Type of Document Dissertation
Author Moore, Felicia Michelle
URN etd-09292003-143923
Title Professional Development and Poststructural Analysis: Stories of African American Science Teachers
Degree Doctor of Philosophy
Department Middle and Secondary Education, Department of
Advisory Committee
Advisor Name Title
Nancy T. Davis Committee Chair
Alejandro Gallard Committee Member
John Sample Committee Member
Karen Monkman Committee Member
Keywords
  • Science Teachers
  • African Amercians
Date of Defense 2003-06-01
Availability unrestricted
Abstract
This dissertation is an interpretivist study that focused on the professional development of three African American science teachers from a small rural school district, Carver School District (a pseudonym), in the southeastern United States. Stories teachers shared of their experiences in teaching and learning science and in their professional development were analyzed using a feminist poststructural analysis of power, knowledge/meaning, language, and difference.

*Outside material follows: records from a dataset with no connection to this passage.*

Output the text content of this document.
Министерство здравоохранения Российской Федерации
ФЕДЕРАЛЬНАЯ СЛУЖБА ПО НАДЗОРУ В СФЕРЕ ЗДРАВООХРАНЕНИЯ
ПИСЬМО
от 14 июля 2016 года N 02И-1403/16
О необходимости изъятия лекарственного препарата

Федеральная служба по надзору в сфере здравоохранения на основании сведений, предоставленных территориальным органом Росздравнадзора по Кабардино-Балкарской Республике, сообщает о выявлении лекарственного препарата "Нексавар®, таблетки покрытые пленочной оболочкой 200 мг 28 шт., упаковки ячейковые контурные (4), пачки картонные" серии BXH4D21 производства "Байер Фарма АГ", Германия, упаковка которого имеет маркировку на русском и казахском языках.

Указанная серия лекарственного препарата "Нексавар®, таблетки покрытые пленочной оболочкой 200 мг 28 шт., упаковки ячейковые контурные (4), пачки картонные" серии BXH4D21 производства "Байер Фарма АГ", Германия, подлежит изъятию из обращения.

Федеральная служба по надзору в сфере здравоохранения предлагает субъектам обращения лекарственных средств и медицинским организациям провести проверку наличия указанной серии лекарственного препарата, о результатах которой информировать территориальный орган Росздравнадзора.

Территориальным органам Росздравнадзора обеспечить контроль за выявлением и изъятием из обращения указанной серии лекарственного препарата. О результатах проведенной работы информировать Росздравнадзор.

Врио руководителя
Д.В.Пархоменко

For science teaching, power was viewed as a form of ownership or possession and also as effect and processes that impact teaching, learning, and professional development. Teachers through instructional practices exerted a certain amount of power in their classrooms. Teaching practices heavily influenced student learning in science classrooms. For teacher professional development, power was viewed as effecting relationships between administration, peers, and students as a shifting force within different social contexts. Science teachers were perceived as objects of the system and as active social agents who in particular relations of power acted in their best interests as they developed as science teachers. Teachers negotiated for themselves certain power relations to do as they wished for teaching science and for participating in professional development activities. Power was an inherent and critically important aspect in understanding what science teachers do in their classrooms, in teaching and learning science, and in developing as science teachers.

Knowledge was closely tied to relations of power in that teachers acquired knowledge about themselves, their teaching of science, and their students from their past experiences and professional development activities. Through language, interactions between teachers and students enabled or disabled access to the culture of power via instructional practices. Language was implicated in teacher professional development as a powerful force for advancing or hindering teachers professionally. The three teachers had different and similar experiences based upon race, gender, class, and age. Taking differences and similarities into consideration, recommendations were offered to balance relations of power in science teaching, learning, and teacher professional development through multicultural education, culturally relevant pedagogy, and feminist pedagogy. Feminist poststructuralism offers an alternative and critical perspective for science education research.